« Nous ne figurons nulle part, ni officiellement, ni officieusement. Nous sommes à la fois quelqu’un et personne. Nous existons tout en n’existant pas. Nous agissons tout en n’agissant pas, ou plus exactement, nous n’exécutons pas les actions que nous entreprenons, ou ce que nous faisons, personne ne le fait. Nous nous trouvons là, un point c’est tout ».

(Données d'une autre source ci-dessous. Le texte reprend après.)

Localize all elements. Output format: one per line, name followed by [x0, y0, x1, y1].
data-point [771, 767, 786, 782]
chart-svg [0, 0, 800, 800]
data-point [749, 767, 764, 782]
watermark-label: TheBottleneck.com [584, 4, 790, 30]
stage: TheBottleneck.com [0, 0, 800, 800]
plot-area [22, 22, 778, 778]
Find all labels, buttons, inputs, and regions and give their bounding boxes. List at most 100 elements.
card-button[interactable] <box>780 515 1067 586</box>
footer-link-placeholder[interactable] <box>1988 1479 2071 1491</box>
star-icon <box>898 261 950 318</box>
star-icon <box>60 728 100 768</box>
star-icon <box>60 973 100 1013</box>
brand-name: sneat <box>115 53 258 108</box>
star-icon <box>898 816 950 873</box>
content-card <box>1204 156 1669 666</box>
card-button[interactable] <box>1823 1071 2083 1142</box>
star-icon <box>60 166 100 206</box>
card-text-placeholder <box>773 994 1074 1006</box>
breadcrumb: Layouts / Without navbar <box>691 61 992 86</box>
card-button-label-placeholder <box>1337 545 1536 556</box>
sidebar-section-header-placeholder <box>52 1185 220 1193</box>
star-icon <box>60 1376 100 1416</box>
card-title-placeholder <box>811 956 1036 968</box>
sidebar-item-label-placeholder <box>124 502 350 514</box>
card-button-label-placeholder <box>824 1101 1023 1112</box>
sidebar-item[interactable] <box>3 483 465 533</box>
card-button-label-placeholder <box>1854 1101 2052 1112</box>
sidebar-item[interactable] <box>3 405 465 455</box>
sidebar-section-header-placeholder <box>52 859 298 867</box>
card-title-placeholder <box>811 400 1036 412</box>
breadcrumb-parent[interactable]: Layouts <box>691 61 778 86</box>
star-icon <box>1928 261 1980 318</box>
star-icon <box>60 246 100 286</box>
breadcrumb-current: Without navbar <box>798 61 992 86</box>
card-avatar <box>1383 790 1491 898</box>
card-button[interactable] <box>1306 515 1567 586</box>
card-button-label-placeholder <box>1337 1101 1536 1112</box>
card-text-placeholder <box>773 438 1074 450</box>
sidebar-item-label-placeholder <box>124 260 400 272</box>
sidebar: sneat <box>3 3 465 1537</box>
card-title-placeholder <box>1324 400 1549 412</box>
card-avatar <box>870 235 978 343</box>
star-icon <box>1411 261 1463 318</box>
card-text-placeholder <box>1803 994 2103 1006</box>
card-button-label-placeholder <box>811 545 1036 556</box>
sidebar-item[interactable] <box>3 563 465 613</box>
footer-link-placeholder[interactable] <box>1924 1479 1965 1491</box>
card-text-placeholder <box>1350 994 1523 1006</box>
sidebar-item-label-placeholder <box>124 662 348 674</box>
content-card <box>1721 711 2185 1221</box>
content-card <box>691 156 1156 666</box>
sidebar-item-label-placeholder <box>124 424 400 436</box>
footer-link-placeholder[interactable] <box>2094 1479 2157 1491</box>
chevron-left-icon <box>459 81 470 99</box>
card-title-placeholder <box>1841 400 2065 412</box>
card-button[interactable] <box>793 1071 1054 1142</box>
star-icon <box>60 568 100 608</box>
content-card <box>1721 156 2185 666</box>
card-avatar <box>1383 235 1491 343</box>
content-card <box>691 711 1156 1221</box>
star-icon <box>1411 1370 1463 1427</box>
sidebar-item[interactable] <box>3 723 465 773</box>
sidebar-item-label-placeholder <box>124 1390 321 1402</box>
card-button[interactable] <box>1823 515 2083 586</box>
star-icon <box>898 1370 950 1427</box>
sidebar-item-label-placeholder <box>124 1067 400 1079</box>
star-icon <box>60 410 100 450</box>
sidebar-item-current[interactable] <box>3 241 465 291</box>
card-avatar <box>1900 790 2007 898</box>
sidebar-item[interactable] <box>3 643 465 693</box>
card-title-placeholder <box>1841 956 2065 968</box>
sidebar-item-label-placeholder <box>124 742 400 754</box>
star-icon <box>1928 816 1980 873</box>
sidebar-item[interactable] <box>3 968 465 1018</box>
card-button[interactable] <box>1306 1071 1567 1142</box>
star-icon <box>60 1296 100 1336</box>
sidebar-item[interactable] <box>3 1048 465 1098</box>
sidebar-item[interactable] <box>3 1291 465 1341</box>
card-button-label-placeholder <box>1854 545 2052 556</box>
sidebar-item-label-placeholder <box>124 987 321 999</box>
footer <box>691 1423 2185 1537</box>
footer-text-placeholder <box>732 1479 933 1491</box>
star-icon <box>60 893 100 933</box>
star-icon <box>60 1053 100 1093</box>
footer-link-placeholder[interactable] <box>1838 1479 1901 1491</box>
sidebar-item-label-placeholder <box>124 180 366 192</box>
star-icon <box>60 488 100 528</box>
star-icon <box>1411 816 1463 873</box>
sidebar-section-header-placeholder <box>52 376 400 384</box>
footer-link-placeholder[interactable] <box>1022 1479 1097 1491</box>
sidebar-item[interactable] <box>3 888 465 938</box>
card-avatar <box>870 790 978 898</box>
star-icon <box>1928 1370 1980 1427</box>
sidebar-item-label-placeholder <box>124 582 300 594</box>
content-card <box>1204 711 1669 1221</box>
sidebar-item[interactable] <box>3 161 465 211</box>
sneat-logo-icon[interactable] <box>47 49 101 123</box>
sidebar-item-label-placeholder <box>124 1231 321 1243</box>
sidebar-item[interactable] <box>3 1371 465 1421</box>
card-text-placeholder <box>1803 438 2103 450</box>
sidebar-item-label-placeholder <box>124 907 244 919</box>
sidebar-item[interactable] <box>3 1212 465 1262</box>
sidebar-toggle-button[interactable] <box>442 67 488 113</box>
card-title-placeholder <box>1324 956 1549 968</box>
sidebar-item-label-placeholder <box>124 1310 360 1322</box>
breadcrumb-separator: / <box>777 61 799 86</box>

Depuis le lycée, la jeune madrilène Berta Isla sait qu’elle fera sa vie avec Thomàs Nevinson, un garçon assez charismatique, à la double nationalité, anglaise et espagnole, un polyglotte qui n’a pas son pareil pour imiter les accents et les voix. Durant leurs études, ils se verront par intermittence, le jeune homme étant parti à l’université d’Oxford, mais là, un évènement effarant viendra couper court à ses projets d’avenir. En effet, alors qu’il quitte la chambre de sa maîtresse occasionnelle, celle-ci est assassinée : il est le coupable idéal. La seule échappatoire pour Tom est d’accepter d’intégrer les services secrets, ceux-ci l’ont repéré depuis quelques temps et souhaitent le recruter au vu de son exceptionnel don des langues ; ils lui offrent en contrepartie d’effacer toute l’affaire. A contrecœur, Thomas accepte… Officiellement employé à l’ambassade du Royaume Uni à Madrid, il épouse Berta et entame une double vie. Bien-sûr, la jeune femme apprendra après plusieurs mois la vraie nature de son travail, sans pour autant rien savoir : ni où son mari se rend lors de ses absences de plus en plus longues, ni de quelles affaires il s’agit : elle doit vivre dans l’attente, l’inquiétude et le ressentiment. En effet, pour une Madrilène qui a connu les heures sombres de la dictature, pas facile d’accepter que son mari soit un infiltré, un traître ; de longues discussions opposeront les époux, lui, dévoué à la cause, convaincu du bien-fondé de ses missions, de servir les intérêts de la couronne, elle au contraire, persuadée de l’inverse, faisant appel à la littérature (Shakespeare) pour argumenter… Et puis un jour, plus de nouvelles, Thomas disparaît des radars, impossible de savoir s’il est mort, prisonnier ; après quelques années, sans jamais avoir eu la moindre information, Berta est considérée comme veuve…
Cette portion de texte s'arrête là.